Sun | Apr 28, 2024

Hutchinson wants courts to order thieves to compensate farmers

Published:Friday | July 26, 2019 | 12:00 AMChristopher Serju/Gleaner Writer
Hutchinson

J.C. Hutchinson has given the assurance that at least one new effective measure to address farm theft will be in place by year end.

Addressing the recent 124th annual general meeting of the Jamaica Agricultural Society (JAS) at the Denbigh Showground in Clarendon, he said that as a farmer, he understood the frustration and the further loss of time and money spent on pursuing farm-theft cases. He said that this is something he intends to address in one fell swoop.

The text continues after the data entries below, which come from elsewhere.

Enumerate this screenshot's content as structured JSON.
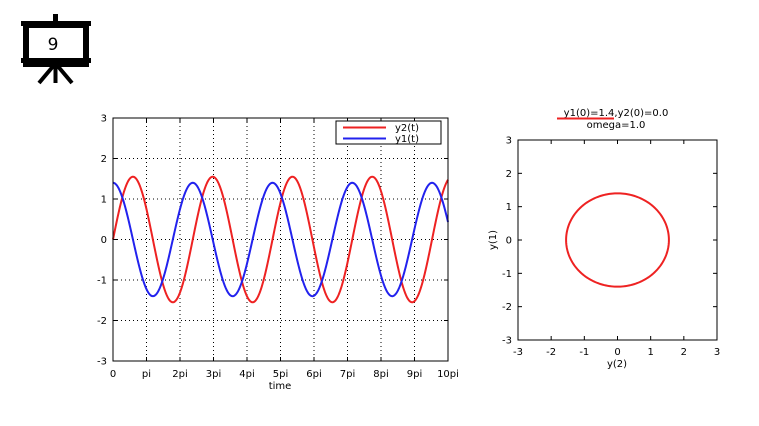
{
  "slide_badge": {
    "number": "9",
    "icon": "projector-screen-icon"
  },
  "chart_data": [
    {
      "type": "line",
      "title": "",
      "xlabel": "time",
      "ylabel": "",
      "xlim": [
        0,
        31.4159
      ],
      "ylim": [
        -3,
        3
      ],
      "x_tick_labels": [
        "0",
        "pi",
        "2pi",
        "3pi",
        "4pi",
        "5pi",
        "6pi",
        "7pi",
        "8pi",
        "9pi",
        "10pi"
      ],
      "y_tick_labels": [
        "-3",
        "-2",
        "-1",
        "0",
        "1",
        "2",
        "3"
      ],
      "grid": true,
      "legend": "top-right",
      "series": [
        {
          "name": "y2(t)",
          "color": "#ee2222",
          "expression": "approx 1.55*sin(0.84*t)",
          "amplitude": 1.55,
          "start_value": 0
        },
        {
          "name": "y1(t)",
          "color": "#2222ee",
          "expression": "approx 1.4*cos(0.84*t)",
          "amplitude": 1.4,
          "start_value": 1.4
        }
      ]
    },
    {
      "type": "line",
      "title": "y1(0)=1.4,y2(0)=0.0",
      "subtitle": "omega=1.0",
      "xlabel": "y(2)",
      "ylabel": "y(1)",
      "xlim": [
        -3,
        3
      ],
      "ylim": [
        -3,
        3
      ],
      "x_tick_labels": [
        "-3",
        "-2",
        "-1",
        "0",
        "1",
        "2",
        "3"
      ],
      "y_tick_labels": [
        "-3",
        "-2",
        "-1",
        "0",
        "1",
        "2",
        "3"
      ],
      "grid": false,
      "series": [
        {
          "color": "#ee2222",
          "x_half_width": 1.55,
          "y_half_height": 1.4,
          "shape": "closed orbit"
        }
      ]
    }
  ]
}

“We find that many times we go to court when they catch the thief and you spend a lot of money going to court, but when they are fined, it is just like a tap on the wrist and they send them out to go steal again,” said Hutchinson, the minister without portfolio in the Ministry of Industry, Commerce, Agriculture and Fisheries.

“We going to put it in the Agricultural Produce Act that they must pay back the farmer the cost of whatever they have stolen on top of the fines that they are going to be charged. It is one that we not guessing and spelling about that before the end of the year. That will be in the Produce Act,” he said.

Hutchinson, who was junior minister for agriculture in a previous Jamaica Labour Party administration, has been consistent in his insistence that massive court fines should be levelled against persons who commit farm theft or those who fail to produce receipts for agricultural goods in their possession.

In May 2012, he brought a private member’s motion to Parliament seeking support for an amendment to the Agriculture Produce Act. In giving notice then, he called for a repeal of Section 37 of the law, which states that farmers who do not offer a receipt for goods sold can be charged up to $250,000.

Hutchinson indicated then that he wanted the law amended to read that a distributor or end user of agricultural produce who fails to produce a receipt or invoice from a farmer or vendor for goods in his/her possession should be subject to a fine not exceeding $1 million.